Many people complain about it being a mesh editor but it works for me. The sheer variety of tooling and flexibility in Blender is insane, and that's before you get to the world of add-ons.

I want to learn Geometry nodes and object generation as I think they will address a lot of the "parametric" crowd concerns. This v5 is meant to be a big step in ease of use of this.

Also, I'm not sure if the different tooling lets me see all the flaws of online "parametric" models, or whether I'm being pedantic. They get frustrating. I have Gordon-Ramsay-screamed "How can you fuck up a circle!".


In MCAD, “parametric” does not mean a high level part or feature is driven by editable parameters or procedurally generated features. Parametric refers to the underlying storage format representing part features in a parametric way rather than as a mesh. Mesh formats like stl cannot represent a circle by its position and radius, while a parametric format like step can. This distinction is more akin to raster (bmp) vs vector (svg) graphics. Both can be generated procedurally by “parameters”, but only with svg can sub-features be faithfully extracted or transformed.

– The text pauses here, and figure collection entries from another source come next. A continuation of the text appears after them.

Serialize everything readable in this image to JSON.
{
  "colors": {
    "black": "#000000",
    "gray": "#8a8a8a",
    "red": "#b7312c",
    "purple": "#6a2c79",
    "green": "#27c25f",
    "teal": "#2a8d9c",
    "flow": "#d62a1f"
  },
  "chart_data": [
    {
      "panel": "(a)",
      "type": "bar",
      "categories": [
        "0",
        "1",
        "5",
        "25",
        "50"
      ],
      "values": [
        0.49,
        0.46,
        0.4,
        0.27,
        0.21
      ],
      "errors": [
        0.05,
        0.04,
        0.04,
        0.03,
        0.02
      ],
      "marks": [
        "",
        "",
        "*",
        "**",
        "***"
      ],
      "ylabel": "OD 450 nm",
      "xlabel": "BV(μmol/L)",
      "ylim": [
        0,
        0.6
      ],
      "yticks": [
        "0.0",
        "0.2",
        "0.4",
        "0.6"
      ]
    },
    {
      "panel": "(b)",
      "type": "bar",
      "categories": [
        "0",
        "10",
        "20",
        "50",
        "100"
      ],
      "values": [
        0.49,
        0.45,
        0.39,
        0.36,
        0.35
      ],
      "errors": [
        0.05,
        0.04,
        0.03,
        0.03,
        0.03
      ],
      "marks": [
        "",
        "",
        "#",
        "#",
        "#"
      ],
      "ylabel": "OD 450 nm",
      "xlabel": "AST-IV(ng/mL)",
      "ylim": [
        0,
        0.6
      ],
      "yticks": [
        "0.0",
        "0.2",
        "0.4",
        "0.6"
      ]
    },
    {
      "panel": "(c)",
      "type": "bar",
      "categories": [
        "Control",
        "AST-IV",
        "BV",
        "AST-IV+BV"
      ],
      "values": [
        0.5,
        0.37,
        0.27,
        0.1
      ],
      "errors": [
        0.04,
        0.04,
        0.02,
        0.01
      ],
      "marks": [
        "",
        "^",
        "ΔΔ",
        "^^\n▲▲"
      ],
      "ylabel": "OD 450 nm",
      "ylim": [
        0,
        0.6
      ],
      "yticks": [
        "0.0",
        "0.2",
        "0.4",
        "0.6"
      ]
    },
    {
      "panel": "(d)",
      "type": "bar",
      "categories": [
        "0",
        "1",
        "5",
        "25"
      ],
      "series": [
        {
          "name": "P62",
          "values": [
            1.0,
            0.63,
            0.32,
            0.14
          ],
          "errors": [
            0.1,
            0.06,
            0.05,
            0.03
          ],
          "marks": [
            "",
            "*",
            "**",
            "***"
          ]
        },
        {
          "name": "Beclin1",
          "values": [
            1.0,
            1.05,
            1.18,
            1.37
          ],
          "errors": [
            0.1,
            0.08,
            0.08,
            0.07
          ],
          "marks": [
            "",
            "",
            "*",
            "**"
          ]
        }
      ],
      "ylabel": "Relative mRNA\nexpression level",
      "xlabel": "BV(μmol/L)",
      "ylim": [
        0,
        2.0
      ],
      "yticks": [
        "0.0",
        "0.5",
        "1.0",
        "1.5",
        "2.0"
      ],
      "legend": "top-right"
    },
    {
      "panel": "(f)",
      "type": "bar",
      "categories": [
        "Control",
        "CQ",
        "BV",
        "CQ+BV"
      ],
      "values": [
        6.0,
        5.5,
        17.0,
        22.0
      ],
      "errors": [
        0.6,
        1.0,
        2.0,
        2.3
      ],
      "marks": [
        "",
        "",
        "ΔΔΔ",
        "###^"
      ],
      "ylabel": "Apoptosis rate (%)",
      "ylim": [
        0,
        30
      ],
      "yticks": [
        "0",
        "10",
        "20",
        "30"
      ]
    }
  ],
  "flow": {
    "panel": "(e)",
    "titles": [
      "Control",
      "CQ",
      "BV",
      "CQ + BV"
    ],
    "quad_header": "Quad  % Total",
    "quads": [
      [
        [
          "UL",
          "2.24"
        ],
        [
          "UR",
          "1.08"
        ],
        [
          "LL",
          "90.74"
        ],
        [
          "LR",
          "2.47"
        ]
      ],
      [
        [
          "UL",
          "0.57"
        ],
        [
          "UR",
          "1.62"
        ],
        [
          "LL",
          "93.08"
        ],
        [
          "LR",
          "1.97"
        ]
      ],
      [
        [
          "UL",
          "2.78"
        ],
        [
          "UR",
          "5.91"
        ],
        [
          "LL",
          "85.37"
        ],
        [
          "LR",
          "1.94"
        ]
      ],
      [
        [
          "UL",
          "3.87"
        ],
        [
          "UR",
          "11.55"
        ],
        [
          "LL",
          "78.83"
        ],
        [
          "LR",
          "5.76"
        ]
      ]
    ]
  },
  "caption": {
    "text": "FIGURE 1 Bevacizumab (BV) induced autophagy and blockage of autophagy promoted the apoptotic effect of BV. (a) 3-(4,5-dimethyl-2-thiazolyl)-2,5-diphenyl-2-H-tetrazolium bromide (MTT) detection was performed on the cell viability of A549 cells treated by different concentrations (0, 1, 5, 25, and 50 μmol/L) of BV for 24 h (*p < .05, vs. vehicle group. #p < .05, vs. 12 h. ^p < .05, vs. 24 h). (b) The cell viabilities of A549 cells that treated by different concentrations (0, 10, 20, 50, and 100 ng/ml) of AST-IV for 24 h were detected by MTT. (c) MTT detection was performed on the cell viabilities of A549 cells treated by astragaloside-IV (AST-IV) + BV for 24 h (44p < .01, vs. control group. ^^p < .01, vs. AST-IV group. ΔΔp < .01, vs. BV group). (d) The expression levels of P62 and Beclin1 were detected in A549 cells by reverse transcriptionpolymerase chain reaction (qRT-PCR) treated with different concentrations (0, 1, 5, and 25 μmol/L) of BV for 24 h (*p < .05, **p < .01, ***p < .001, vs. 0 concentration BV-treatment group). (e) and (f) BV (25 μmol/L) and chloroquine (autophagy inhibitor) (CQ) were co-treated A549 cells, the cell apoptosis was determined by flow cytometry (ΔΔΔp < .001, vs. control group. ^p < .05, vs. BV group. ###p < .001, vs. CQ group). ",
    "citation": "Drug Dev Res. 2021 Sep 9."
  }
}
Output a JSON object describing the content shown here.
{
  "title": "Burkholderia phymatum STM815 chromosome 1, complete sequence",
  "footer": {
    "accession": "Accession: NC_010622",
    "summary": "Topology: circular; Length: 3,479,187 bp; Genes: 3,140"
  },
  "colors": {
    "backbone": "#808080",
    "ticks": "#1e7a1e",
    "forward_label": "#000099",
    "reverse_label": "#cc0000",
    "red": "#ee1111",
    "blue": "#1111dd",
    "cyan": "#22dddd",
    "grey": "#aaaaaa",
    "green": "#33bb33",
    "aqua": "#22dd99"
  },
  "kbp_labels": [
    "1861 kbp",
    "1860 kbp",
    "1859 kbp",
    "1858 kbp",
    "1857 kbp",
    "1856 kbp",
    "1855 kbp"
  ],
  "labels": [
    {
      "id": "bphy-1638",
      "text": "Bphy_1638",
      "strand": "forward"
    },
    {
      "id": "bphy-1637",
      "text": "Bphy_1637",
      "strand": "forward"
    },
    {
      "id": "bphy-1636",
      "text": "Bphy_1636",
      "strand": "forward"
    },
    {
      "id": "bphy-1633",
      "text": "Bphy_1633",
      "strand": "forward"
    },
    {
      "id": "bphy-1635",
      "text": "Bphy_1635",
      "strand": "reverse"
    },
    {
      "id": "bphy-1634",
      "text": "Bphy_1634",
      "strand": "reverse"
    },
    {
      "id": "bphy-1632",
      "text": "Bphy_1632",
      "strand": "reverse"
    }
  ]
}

I have some understanding of "parametric" vs "mesh". I looked it up when I saw so many people going on about it.

Maybe it is the export or something. I run the 3D toolbox and often models are not manifold.

I see things like two circles in slightly different positions but both are connected in different ways to the surrounding "single" instance model. Things like this mean you end up with "infinitely small volumes". There is no fully enclosed "volume" and so mathematically there is "nothing to 3D print".

As a model this makes no sense to do, and so it irks me.

But clearly the slicer software doesn't care or autocorrects and people make their 3D print happen just fine.


Sorry, separate point:

>Mesh formats like stl cannot represent a circle by its position and radius, while a parametric format like step can.

This is where I think the Geometry nodes can help. A node (function) can be used to represent the circle with inputs and outputs set or changed as required.[0]

I have not fully explored this space though and so my "hopes and dreams" may well be as useful as thoughts and prayers...

[0] https://docs.blender.org/manual/en/latest/modeling/geometry_...


Alibre has a free option, which does not include sheetmetal bending but otherwise solid software


Alibre does not have a free option. They have a 30 day free trial and the low cost Atom3d package. I bought Atom3d and never use it because it's too painful. If I'm going to endure that much pain I might as well use FreeCAD which at least runs on Linux.


I use Plasticity to model for 3D printing. Having to worry about polygons in Blender is really annoying.


So model using the NURBS tools?


Does Blender have NURBS? I don't even use NURBS in Plasticity, because curves are already essentially vectors. I don't have to worry about polygons at all, and then I choose the tolerances when I export.